X-ray Hotspot Flares and Implications for Cosmic Ray Acceleration and Magnetic Field amplification in Supernova Remnants

Kavli Affiliate: Troy Porter

| First 5 Authors: Yousaf Butt, Troy Porter, Boaz Katz, Eli Waxman,

| Summary:

For more than fifty years, it has been believed that cosmic ray (CR) nuclei
are accelerated to high energies in the rapidly expanding shockwaves created by
powerful supernova explosions. Yet observational proof of this conjecture is
still lacking. Recently, Uchiyama and collaborators reported the detection of
small-scale X-ray flares in one such supernova remnant, dubbed ‘RX J1713-3946’
(a.k.a. G347.3-0.5), which also emits very energetic, TeV (10^12 eV) range,
gamma-rays.
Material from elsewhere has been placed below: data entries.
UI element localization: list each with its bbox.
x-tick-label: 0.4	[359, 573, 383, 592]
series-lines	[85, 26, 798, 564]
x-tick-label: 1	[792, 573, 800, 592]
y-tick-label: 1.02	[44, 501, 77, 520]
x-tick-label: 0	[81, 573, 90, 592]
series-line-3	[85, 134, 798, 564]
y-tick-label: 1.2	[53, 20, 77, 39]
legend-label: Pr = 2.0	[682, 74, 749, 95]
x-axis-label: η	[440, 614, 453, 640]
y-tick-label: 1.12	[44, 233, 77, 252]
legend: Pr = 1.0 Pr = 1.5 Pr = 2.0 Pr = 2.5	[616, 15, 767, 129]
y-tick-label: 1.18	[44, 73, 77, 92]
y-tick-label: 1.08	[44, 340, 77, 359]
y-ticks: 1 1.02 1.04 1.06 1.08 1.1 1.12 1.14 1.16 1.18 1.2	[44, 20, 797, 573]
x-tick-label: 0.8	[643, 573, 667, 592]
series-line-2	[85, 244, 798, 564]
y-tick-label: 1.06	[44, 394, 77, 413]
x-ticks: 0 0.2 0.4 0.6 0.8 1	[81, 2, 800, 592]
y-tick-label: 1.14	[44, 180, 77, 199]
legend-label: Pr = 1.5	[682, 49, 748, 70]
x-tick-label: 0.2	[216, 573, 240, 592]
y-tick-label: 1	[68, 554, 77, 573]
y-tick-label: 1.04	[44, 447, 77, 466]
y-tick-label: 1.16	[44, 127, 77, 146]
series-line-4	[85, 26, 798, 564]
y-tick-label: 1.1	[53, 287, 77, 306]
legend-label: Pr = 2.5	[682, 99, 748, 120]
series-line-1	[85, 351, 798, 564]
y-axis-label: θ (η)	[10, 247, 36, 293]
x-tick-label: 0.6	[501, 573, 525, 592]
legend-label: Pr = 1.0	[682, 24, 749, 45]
They contend that the variability of these X-ray ‘hotspots’ implies
that the magnetic field in the remnant is about a hundred times larger than
normally assumed; and this, they say, means that the detected TeV range photons
were produced in energetic nuclear interactions, providing ‘a strong argument
for acceleration of protons and nuclei to energies of 1 PeV (10^15 eV) and
beyond in young supernova remnants.’ We point out here that the existing
multiwavelength data on this object certainly do not support such conclusions.
Though intriguing, the small-scale X-ray flares are not the long sought-after
‘smoking gun’ of nucleonic CR acceleration in SNRs.